How to install fail2ban on Ubuntu 20.04 LTS

Endrit Qerreti

Endrit Qerreti

fail2ban is a great tool when it comes to protecting your server from different attacks.

If you see a lot of authentication fail entries on the log file, this means someone is trying to brute force your server's password, and one of many ways of stopping these kind of attacks is by using fail2ban, so you can easily detect and ban them.

In this tutorial, you will learn how to install and configure fail2ban on Ubuntu 20.04 LTS to protect SSH server.

Step 1 - SSH to your Server

First, you must login to your server through ssh

ssh root@server

Step 2 - Install Fail2ban

To install fail2ban on Ubuntu 20.04 LTS, you can use the default package manager apt, as fail2ban is available on Ubuntu repositories.

sudo apt install fail2ban

Step 3 - Configure fail2ban

Next, you need to make a copy of the jail configuration file jail.conf

sudo cp /etc/fail2ban/jail.conf /etc/fail2ban/jail.local

The command above will make a copy of the config file jail.conf to a new file called jail.local , this is done to avoid making changes to the main config file, we create a new file where we can make the necessary changes, just in case if something breaks, we still have the main config file.

Now, you can setup your own configurations, first you need to open the jail.local with a text editor

sudo nano /etc/fail2ban/jail.local

And add the following config into your config file

enabled - Allows you to enable or disable the rule

port - port of the SSH server

backend - the sshd backend

filter - filters sshd

logpath - The location of the log file

maxretry - Maximum retries you want to allow an IP before it gets banned

findtime - This is the time that fail2ban checks which IP(s) are bruteforcing, for example we have set findtime to 300, which means it will check every 5 minutes

bantime - How long the IPs are banned, on the config below we set 4w which means 4 weeks

The config below means, if an IP fails to connect to your server 3 times(maxretry = 3) within 5 minutes (findtime = 300), it will get banned for 4 weeks (bantime = 4w).
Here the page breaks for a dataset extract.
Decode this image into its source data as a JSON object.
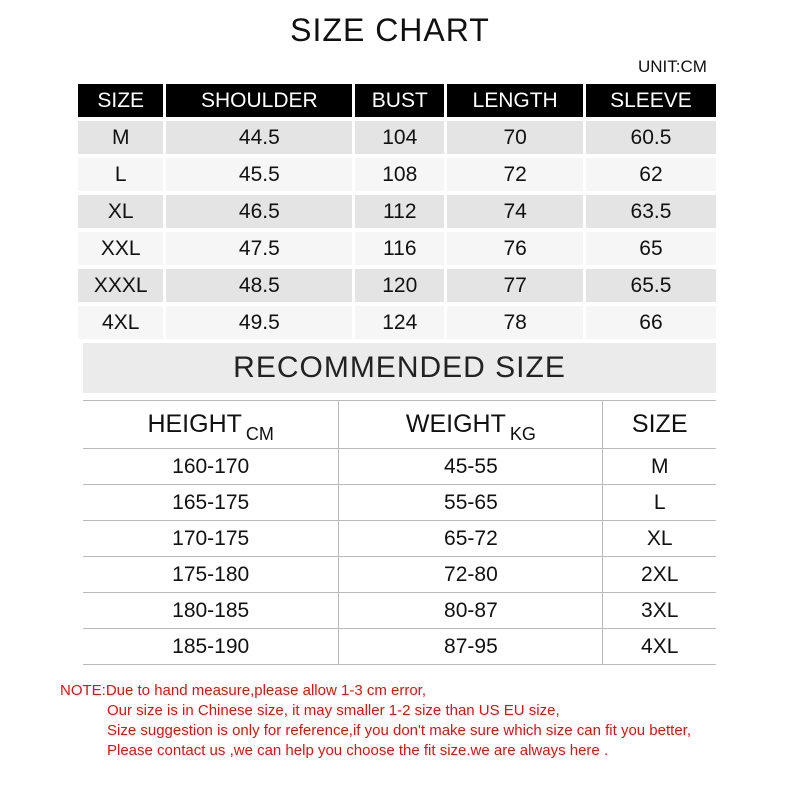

You can customize this config as you need.

[sshd]
enabled = true
port    = 22
backend = %(sshd_backend)s
filter = sshd
logpath = /var/log/auth.log
maxretry = 3
findtime = 300
bantime = 4w
ignoreip = 127.0.0.1

Step 4 - Enable Fail2ban

Once you have configured fail2ban, now you need to make sure that fail2ban's process will start once your server boots up.
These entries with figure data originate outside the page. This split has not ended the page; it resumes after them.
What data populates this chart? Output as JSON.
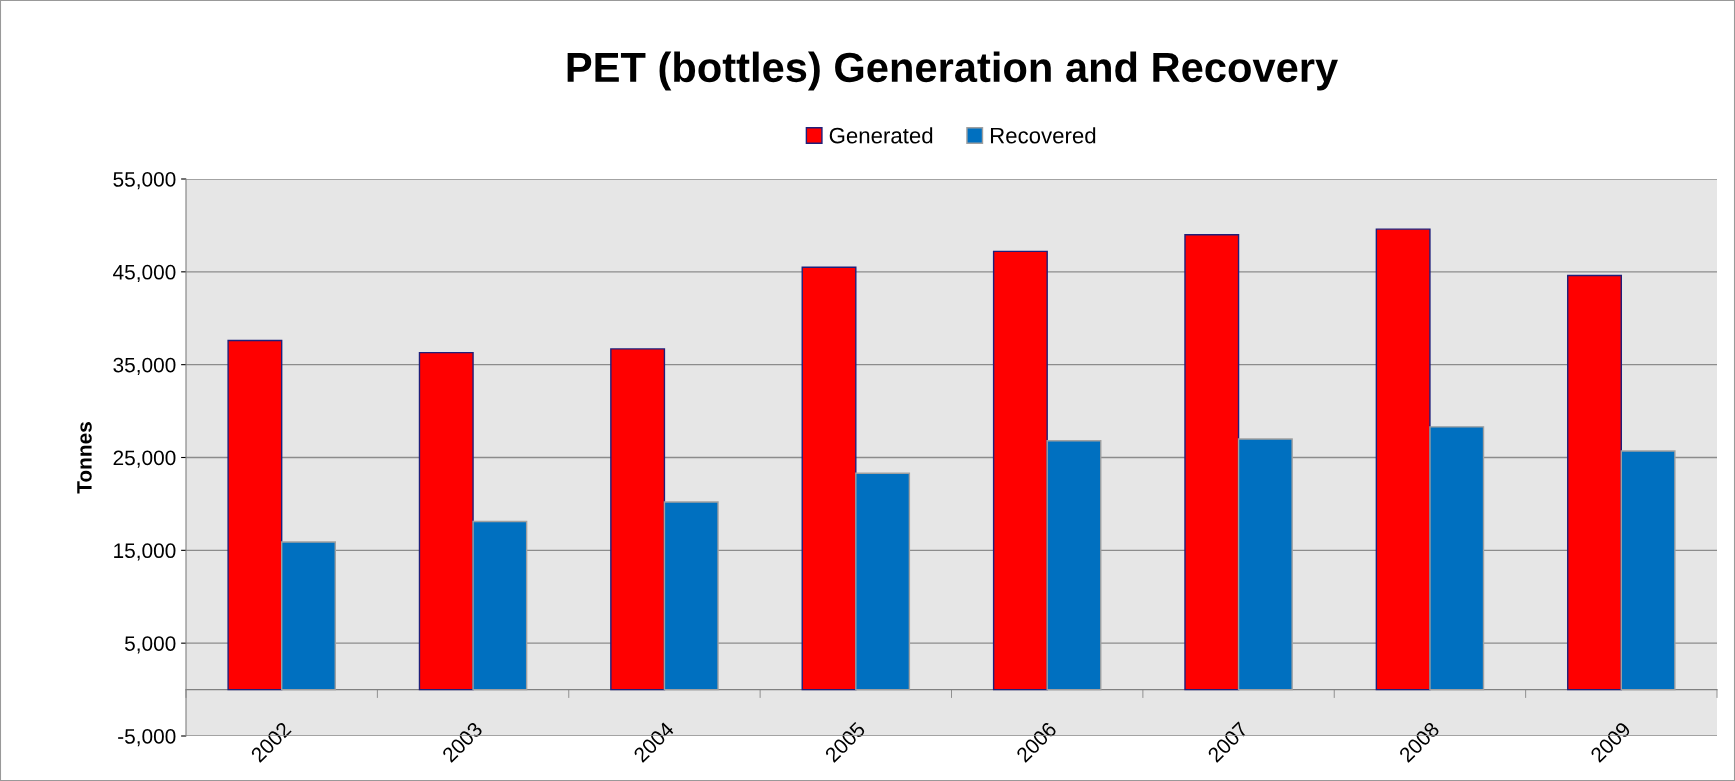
{
  "chart_data": {
    "type": "bar",
    "title": "PET (bottles) Generation and Recovery",
    "ylabel": "Tonnes",
    "categories": [
      "2002",
      "2003",
      "2004",
      "2005",
      "2006",
      "2007",
      "2008",
      "2009"
    ],
    "series": [
      {
        "name": "Generated",
        "color": "#ff0000",
        "values": [
          37600,
          36300,
          36700,
          45500,
          47200,
          49000,
          49600,
          44600
        ]
      },
      {
        "name": "Recovered",
        "color": "#0070c0",
        "values": [
          15900,
          18100,
          20200,
          23300,
          26800,
          27000,
          28300,
          25700
        ]
      }
    ],
    "ylim": [
      -5000,
      55000
    ],
    "yticks": [
      {
        "value": -5000,
        "label": "-5,000"
      },
      {
        "value": 5000,
        "label": "5,000"
      },
      {
        "value": 15000,
        "label": "15,000"
      },
      {
        "value": 25000,
        "label": "25,000"
      },
      {
        "value": 35000,
        "label": "35,000"
      },
      {
        "value": 45000,
        "label": "45,000"
      },
      {
        "value": 55000,
        "label": "55,000"
      }
    ],
    "grid": "y",
    "legend": "top"
  }
}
To do this, run the command below

systemctl enable fail2ban

Step 5 - Check Fail2ban logs

fail2ban.log is the file where fail2ban stores its logs. To read fail2ban logs in real time, you can use the tail command

tail -f /var/log/fail2ban.log

And you should see fail2ban actions, as shown in the image below

Conclusion

In this tutorial, you learned how to install and configure fail2ban to protect your SSH server on Ubuntu 20.04 LTS.